What recently threw me through a loop was seeing a TikTok of a girl in her early twenties (at most) wearing a Bobby Jack t-shirt. The first thing that came to mind was that overused internet joke, there are two kinds of people…: one who loves to express their ‘inner child’ by wearing clothes and accessories from when they were a child, and those who can’t fathom doing so. I’m okay with getting the occasional ‘Things From the 90s/00s You Forgot About’ post, but wearing the same clothes or having the same room decor as my middle school self does not appeal to me at all. When I saw that Bobby Jack shirt, I had a clear memory of my six-grade self who was excited to have her own locker so she could hang up the BJ ads from her M and J-14 magazines. I was the girl who could experience joy so easily by just wearing her favorite clothes or by experiencing her new-found love of just staring images online for hours on end, thanks to the now widespread internet.

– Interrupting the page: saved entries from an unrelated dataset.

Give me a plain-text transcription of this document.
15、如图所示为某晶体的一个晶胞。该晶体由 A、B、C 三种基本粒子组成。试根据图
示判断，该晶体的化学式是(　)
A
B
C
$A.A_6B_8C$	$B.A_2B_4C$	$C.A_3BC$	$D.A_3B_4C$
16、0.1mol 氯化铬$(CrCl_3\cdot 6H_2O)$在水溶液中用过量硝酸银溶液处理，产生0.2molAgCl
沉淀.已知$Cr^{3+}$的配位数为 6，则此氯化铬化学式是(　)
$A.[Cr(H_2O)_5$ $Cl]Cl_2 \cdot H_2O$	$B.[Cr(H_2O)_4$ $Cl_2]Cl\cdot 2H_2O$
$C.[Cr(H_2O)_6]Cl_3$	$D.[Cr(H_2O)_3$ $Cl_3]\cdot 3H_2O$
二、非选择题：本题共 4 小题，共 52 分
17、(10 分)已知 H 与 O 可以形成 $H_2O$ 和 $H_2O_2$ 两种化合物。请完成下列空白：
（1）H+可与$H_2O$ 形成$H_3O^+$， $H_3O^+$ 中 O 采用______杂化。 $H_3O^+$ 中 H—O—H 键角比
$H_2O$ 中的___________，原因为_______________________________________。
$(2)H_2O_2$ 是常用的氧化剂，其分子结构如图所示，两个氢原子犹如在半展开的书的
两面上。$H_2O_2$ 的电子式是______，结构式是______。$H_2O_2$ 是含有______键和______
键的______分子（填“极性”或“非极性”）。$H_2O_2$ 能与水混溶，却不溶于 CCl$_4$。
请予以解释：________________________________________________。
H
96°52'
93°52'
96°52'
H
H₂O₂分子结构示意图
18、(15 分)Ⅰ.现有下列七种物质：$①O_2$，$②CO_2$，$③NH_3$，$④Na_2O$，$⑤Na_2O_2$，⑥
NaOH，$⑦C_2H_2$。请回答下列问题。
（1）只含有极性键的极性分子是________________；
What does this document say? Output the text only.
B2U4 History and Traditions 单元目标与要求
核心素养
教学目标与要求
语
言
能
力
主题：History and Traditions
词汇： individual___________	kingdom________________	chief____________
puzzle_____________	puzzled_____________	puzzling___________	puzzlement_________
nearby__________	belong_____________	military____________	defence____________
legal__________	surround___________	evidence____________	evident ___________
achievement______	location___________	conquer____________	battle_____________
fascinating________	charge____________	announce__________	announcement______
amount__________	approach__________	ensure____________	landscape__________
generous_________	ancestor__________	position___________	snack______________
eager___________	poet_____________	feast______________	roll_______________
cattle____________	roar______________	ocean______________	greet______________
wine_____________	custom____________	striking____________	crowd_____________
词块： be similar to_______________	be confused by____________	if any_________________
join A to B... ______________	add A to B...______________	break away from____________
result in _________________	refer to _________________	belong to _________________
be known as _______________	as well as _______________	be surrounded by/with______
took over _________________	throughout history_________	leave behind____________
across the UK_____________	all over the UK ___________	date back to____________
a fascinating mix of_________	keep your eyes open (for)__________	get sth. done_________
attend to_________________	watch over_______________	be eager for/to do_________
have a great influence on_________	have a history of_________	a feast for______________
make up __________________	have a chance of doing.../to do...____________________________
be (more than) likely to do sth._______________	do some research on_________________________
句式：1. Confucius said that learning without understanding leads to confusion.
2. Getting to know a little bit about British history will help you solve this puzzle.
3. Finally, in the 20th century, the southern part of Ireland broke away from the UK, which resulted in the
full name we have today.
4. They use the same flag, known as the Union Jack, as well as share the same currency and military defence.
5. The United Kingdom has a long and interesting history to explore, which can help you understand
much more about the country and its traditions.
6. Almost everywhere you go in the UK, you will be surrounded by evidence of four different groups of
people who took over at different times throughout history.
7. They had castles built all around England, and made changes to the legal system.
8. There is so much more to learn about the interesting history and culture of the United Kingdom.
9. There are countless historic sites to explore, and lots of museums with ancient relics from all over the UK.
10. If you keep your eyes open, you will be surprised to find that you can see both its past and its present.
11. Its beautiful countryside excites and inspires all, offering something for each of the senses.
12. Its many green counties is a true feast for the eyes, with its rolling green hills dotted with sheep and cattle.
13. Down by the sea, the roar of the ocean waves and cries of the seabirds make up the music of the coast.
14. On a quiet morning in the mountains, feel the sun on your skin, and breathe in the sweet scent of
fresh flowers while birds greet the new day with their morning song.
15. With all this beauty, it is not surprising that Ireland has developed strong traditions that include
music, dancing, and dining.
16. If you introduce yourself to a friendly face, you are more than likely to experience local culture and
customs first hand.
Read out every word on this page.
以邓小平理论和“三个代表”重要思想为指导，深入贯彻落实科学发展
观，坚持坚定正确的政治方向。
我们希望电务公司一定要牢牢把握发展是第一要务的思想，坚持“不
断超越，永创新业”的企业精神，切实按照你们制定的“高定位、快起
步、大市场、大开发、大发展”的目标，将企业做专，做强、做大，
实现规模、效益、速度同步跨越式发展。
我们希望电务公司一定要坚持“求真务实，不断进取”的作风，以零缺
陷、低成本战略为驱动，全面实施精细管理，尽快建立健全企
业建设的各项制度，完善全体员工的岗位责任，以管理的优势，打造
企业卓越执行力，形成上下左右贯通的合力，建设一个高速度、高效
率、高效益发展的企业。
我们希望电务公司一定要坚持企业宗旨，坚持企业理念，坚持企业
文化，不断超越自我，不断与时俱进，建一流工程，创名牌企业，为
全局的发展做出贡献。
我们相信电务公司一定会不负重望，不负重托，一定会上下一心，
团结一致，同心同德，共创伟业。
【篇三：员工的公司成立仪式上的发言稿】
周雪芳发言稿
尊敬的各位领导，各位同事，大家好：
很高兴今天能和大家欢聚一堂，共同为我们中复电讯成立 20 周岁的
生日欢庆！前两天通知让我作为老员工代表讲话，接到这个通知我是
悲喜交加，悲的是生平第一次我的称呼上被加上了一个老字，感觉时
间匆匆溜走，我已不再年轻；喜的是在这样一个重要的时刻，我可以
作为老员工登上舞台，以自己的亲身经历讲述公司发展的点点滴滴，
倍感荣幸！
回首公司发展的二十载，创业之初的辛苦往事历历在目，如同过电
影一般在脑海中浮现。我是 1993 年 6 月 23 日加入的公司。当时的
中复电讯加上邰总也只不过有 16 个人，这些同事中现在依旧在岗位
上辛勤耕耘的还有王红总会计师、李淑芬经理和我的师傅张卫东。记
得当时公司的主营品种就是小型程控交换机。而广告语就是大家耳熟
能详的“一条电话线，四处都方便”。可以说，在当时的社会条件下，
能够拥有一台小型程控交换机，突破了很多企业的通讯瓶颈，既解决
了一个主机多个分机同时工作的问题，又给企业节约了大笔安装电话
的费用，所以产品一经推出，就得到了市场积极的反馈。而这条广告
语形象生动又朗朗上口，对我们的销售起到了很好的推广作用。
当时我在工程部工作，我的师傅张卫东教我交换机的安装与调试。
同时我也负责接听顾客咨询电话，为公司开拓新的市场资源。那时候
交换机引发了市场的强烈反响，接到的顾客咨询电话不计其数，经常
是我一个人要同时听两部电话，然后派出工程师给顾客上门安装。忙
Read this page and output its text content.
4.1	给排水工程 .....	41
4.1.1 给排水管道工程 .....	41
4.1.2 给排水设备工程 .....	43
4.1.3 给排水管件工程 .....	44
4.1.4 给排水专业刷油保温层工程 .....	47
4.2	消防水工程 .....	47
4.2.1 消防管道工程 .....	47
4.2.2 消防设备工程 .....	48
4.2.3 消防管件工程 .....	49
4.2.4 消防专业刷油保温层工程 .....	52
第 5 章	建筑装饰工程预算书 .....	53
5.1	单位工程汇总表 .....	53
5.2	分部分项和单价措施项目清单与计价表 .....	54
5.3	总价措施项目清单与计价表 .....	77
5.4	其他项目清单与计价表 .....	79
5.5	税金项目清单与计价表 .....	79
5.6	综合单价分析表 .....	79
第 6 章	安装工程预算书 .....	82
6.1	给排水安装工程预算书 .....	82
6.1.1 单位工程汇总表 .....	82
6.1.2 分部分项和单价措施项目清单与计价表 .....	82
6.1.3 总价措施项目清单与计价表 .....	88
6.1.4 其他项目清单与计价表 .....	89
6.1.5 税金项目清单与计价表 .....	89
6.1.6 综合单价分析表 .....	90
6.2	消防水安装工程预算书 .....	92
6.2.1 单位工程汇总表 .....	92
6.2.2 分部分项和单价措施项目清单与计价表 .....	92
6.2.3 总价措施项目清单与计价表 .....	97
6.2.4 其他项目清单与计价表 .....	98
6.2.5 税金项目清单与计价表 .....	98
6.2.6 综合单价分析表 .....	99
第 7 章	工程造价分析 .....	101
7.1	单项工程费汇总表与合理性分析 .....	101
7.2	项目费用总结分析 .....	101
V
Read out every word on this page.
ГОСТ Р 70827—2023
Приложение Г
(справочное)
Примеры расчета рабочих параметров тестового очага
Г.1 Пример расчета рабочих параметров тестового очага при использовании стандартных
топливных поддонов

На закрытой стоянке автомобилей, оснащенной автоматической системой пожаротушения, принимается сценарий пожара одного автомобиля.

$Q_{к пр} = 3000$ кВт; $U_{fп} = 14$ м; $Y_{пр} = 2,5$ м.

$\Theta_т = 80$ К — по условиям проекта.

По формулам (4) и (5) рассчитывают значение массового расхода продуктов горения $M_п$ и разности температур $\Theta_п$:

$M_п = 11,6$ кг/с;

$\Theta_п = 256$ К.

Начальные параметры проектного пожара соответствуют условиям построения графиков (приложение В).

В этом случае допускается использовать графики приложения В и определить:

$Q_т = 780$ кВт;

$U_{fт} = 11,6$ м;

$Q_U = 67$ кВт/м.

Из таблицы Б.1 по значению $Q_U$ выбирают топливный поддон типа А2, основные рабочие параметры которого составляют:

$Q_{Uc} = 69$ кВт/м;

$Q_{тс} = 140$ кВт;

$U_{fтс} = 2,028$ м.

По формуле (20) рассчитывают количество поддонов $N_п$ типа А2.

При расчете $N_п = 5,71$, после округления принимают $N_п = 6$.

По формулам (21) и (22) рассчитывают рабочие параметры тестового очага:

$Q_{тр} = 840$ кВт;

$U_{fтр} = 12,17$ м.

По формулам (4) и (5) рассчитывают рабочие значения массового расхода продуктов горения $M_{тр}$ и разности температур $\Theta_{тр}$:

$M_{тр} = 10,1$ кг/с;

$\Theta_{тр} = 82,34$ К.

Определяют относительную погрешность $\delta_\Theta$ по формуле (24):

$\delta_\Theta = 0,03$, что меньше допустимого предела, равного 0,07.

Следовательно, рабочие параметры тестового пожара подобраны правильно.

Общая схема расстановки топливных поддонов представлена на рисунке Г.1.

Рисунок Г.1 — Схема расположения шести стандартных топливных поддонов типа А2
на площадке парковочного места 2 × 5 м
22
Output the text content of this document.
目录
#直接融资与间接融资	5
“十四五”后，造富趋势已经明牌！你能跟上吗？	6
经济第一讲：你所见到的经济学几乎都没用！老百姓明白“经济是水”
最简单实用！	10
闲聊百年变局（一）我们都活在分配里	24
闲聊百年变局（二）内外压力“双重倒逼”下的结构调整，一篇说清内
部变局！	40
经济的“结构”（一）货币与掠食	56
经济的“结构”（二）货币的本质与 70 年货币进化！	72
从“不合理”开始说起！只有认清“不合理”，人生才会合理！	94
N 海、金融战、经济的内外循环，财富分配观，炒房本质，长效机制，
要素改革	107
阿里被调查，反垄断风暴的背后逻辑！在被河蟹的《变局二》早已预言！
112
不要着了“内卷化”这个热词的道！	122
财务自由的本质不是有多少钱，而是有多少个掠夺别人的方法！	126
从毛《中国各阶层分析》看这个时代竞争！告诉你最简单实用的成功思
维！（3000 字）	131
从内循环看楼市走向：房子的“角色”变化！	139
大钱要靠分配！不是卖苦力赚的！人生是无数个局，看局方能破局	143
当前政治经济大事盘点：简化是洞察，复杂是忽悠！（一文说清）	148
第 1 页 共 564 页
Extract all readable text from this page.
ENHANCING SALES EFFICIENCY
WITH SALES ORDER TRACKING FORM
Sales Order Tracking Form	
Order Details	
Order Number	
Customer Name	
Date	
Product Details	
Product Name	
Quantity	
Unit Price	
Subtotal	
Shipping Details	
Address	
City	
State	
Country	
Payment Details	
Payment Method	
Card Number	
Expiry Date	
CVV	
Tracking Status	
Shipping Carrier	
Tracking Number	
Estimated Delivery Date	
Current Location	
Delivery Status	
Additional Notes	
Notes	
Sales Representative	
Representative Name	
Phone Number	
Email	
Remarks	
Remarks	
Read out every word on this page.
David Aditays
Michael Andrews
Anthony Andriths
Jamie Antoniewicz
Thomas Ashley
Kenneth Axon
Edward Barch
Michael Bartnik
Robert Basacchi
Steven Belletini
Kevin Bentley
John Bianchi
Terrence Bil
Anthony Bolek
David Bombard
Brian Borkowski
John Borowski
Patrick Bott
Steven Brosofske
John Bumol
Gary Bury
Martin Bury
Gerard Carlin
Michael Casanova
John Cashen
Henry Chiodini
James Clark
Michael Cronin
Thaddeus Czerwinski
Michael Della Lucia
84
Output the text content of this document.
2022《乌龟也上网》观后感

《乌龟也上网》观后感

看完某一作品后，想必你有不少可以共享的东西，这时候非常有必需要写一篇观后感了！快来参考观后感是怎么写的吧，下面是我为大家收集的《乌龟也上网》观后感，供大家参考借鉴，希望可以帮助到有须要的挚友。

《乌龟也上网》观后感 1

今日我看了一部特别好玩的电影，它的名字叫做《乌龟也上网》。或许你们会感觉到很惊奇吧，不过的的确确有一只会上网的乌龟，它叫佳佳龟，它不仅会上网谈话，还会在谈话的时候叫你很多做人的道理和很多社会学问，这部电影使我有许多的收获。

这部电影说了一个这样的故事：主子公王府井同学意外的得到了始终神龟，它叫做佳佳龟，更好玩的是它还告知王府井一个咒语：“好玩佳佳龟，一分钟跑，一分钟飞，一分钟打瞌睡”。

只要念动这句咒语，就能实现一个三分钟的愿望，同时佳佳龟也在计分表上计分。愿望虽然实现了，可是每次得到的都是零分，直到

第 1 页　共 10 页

But that girl does not exist anymore and digging up or buying new iterations of her old favorite things feels wrong. I definitely do things for the sake of my ‘inner child’, but nothing that’s ever decade-specific or something that has died since I grew up and was now resurrected due to capitalism.

I fucking loved Bobby Jack. I loved monkeys in general (that was my thing), and the cute-and-sassy combo, smooth vector lines, and saturated colors of Bobby Jack was everything I could ever want if I knew how to put it into words. I recently threw out a bunch of my old clothes, and I thought it was a good thing since I tend to hold on to anything that once made me happy. I had some pressure from my family to throw everything out, so I did… but I also took pictures of everything beforehand. There was only one Bobby Jack shirt (zip up hoodie, technically) in the bunch, and I can’t find it or any of the other shirts I remember wearing anywhere online. How many pieces undocumented Bobby Jack appeal are there?? (I was also resentful that I saw them being labelled as vintage and a bit disturbed when I saw someone selling a pair of girl’s underwear.)

I’m so emotionally fucked up that I’m not going to post the pictures of my Bobby Jack hoodie. It feels too personal. What if the pictures start to circulate since it’s the only image of that hoodie? Great for archival purposes, but that was my favorite thing to wear and clothes were a big part of identity back then. I don’t want a part me to be out there out of my control. I want my memories to stay my memories and stay special and unique to me. No one can understand or appreciate how I felt or who I was back then except myself.

I’m already (more) emotionally on edge because of Palestine and everyone online… I can’t start this because then I will rant and rage and it does no good. (Actually, isn’t it good to rant and rage to get your feelings out?) Everything has been terrible for everyone, and it will be the Palestinians who will continue to suffer as the oppressed people.